Das Ende der dezentralen Unterbringung?
Zentrale Asylunterkunft in Geisenhausen nicht zu verhindern

Wann wie viele Asylbewerber in Geisenhausen einziehen werden, ist laut Regierungssprecher Michael Bragulla aber noch völlig unklar. Das komme unter anderem darauf an, wann die Unterkunft bereit stehe. Die ARA Immo GmbH hatte geklagt. Sie wollte in dem ehemaligen Altenheim die Asylunterkunft einrichten. Zwar steht das schriftliche Urteil noch aus, allerdings ist das wohl nur noch Formsache.

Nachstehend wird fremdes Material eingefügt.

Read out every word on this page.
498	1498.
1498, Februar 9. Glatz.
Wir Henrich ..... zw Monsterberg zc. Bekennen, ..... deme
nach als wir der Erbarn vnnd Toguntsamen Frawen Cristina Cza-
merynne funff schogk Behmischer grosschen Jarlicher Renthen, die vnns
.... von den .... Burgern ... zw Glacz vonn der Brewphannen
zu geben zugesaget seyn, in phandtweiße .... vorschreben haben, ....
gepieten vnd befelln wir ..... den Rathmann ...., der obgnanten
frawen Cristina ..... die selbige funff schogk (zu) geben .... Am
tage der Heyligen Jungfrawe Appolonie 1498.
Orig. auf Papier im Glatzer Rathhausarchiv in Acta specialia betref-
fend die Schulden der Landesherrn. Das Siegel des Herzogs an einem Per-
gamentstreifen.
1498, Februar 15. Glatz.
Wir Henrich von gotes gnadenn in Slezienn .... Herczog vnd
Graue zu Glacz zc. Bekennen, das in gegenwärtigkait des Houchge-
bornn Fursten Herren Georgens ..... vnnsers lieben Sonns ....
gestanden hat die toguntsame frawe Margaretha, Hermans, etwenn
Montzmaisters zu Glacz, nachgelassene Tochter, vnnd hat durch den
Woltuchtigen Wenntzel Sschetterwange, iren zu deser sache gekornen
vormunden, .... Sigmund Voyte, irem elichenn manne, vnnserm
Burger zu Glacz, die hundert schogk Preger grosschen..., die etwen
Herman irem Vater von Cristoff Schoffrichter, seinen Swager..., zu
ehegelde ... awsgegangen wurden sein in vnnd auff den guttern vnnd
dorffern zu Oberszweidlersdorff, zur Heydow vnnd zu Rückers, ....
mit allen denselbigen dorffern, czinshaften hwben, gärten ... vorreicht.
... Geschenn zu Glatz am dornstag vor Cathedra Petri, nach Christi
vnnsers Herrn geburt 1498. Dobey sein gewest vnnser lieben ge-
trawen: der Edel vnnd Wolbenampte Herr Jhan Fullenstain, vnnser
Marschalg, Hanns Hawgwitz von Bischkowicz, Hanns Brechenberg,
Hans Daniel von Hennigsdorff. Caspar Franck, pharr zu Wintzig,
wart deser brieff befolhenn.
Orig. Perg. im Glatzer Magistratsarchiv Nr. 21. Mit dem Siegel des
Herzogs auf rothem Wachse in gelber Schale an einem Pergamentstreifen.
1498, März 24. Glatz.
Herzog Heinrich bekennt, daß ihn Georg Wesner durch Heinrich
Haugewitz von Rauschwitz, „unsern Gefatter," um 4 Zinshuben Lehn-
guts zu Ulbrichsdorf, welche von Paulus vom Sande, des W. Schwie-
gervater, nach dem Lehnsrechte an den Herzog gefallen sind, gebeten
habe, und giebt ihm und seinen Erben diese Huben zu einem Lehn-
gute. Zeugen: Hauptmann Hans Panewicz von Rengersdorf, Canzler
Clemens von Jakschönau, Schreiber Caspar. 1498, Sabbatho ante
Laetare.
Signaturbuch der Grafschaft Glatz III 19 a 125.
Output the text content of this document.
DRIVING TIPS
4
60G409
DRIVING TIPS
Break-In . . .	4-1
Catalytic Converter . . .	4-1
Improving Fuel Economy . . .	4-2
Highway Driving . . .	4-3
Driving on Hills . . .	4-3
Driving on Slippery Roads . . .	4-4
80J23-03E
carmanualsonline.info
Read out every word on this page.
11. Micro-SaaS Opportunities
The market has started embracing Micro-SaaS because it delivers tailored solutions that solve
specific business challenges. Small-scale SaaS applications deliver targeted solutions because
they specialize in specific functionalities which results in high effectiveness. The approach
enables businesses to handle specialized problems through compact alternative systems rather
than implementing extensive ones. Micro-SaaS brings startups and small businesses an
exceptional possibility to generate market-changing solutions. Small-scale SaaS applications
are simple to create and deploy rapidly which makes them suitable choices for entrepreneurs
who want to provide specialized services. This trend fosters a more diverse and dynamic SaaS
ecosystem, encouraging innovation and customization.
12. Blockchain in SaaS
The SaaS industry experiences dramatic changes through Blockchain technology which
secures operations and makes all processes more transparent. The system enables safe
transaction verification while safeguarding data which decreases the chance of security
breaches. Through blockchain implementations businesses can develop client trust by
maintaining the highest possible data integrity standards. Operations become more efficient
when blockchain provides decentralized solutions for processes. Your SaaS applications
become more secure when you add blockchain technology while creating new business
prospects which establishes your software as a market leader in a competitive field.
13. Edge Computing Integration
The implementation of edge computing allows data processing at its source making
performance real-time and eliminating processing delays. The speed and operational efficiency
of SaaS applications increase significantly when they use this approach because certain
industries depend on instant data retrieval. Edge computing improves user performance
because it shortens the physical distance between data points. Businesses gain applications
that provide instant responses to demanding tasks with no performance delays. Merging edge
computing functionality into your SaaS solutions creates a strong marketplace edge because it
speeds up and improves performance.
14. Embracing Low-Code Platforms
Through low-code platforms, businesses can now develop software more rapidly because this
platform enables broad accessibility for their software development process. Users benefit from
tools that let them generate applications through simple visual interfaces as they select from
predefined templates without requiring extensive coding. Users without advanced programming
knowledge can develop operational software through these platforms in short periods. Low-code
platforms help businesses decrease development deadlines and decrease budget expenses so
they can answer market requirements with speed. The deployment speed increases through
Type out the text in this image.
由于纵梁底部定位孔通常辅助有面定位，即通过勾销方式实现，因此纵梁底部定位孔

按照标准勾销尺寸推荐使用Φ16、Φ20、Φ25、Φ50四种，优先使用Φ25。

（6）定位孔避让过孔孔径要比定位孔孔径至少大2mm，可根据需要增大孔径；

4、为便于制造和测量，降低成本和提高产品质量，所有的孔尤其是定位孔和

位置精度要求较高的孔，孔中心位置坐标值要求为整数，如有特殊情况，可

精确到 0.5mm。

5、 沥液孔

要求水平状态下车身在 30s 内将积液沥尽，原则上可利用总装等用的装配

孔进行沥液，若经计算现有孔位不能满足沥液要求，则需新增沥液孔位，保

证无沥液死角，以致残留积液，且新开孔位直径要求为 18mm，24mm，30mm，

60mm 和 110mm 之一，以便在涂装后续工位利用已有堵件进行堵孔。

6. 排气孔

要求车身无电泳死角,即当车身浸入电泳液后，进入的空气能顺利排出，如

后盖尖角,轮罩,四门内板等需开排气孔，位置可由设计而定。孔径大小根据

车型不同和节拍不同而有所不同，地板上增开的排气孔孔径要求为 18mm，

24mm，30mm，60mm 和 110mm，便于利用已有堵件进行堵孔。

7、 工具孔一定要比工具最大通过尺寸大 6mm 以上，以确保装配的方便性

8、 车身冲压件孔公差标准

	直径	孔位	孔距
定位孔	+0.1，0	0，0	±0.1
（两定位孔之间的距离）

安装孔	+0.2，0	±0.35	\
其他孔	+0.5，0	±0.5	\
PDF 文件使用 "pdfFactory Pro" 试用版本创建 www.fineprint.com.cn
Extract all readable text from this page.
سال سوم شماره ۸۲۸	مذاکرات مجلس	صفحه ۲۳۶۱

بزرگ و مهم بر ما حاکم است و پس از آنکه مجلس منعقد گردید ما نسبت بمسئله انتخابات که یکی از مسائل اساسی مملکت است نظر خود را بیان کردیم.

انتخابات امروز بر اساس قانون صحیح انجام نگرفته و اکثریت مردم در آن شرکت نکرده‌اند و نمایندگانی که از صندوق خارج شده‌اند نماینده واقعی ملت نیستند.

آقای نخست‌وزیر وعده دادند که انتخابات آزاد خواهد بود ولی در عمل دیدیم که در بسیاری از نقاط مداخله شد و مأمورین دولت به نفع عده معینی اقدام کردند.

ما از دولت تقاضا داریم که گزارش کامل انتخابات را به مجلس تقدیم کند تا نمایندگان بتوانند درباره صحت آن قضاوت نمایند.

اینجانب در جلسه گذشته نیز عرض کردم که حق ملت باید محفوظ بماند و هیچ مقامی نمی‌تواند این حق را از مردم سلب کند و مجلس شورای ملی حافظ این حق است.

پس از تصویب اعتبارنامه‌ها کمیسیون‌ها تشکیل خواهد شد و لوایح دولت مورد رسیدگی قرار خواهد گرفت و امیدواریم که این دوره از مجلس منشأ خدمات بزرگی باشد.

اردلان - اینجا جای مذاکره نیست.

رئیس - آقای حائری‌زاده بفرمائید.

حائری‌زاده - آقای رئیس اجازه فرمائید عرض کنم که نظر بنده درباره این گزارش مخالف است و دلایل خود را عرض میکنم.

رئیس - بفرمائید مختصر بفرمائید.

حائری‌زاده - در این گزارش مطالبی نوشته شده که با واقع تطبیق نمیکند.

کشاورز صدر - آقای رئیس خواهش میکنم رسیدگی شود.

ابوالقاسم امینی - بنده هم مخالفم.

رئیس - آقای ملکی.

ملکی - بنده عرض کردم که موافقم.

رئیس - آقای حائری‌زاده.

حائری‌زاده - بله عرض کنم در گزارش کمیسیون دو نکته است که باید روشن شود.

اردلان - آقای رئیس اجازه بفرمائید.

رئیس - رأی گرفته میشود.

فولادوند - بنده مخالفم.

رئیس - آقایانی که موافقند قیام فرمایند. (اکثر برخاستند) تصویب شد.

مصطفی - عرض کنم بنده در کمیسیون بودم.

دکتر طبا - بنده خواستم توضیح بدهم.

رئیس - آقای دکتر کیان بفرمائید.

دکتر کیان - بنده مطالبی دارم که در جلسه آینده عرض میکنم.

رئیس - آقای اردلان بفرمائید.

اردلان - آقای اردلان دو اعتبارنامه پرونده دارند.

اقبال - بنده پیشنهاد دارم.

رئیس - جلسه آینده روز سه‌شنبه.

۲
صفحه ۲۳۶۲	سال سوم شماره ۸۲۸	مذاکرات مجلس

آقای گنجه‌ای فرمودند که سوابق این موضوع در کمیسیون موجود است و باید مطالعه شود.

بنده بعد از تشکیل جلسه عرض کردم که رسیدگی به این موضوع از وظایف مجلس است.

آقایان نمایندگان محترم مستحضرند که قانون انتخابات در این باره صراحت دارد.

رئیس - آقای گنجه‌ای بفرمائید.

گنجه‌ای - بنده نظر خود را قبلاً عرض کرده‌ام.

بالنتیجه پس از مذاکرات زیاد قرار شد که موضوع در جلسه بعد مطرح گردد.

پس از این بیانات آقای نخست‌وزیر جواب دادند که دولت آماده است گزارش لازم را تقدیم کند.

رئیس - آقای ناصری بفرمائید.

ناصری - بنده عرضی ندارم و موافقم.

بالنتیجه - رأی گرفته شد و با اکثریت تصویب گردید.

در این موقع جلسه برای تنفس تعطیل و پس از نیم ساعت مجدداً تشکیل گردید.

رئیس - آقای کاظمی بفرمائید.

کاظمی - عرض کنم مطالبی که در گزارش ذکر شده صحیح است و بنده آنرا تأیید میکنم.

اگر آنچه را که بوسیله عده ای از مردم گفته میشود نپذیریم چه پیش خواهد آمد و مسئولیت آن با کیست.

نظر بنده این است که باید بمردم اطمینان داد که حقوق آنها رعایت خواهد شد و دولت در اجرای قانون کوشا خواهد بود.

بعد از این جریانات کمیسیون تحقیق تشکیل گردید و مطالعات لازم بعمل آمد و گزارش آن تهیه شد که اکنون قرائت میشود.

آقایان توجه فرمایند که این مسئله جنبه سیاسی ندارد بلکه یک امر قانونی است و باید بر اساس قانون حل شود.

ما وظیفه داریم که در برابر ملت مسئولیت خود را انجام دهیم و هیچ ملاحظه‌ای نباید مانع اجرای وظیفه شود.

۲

Die Regierung von Niederbayern begrüßt diese Entscheidung natürlich. Denn sie hat sich von Anfang an gegen die dezentrale Unterbringung, wie es der Landkreis derzeit praktiziert, ausgesprochen. Tatsächlich spielt ihr die ganze Entwicklung in dieser Sache – die politische Diskussion um Landrat Eppeneder und Immobilien seiner Kinder sowie der Ärger um die Unterbringung in Rottenburg – in die Hände. Das, so Bragulla, habe gezeigt, dass eine dezentrale Unterbringung eben doch nicht so leicht auf die Beine zu stellen sei. Auch das Argument, dass 150 Asylbewerber zu viel für eine Gemeinde wie Geisenhausen seien, lasse die Regierung nicht gelten. Bragulla: "In Schöllenstein gibt es 70 Einwohner und 90 Asylbewerber. Auch da funktioniert es." Wenngleich auch diese Lage aus einer Notsituation heraus entstanden sei und so etwas von der Regierung nicht angestrebt werde.
Die Regierung prüft derzeit außerdem, ob die Unterkünfte des Landkreises wirklich nach wirtschaftlichen Gesichtspunkten geeignet sind. So wird auch untersucht, ob nicht doch in einer Immobilie des Landkreises in Vilsbiburg Asylbewerber hätten untergebracht werden können, wie das Wochenblatt berichtete. Außerdem werden wohl auf den Landkreis Landshut noch Kosten für die dezentrale Unterbringung zukommen. Denn, wie die Regierung bereits gegenüber der Süddeutschen Zeitung erklärte, seien die Musterverträge vom Landkreis abgeändert worden.
Unser Bild zeigt einen Asylbewerber in seiner Landshuter Unterkunft.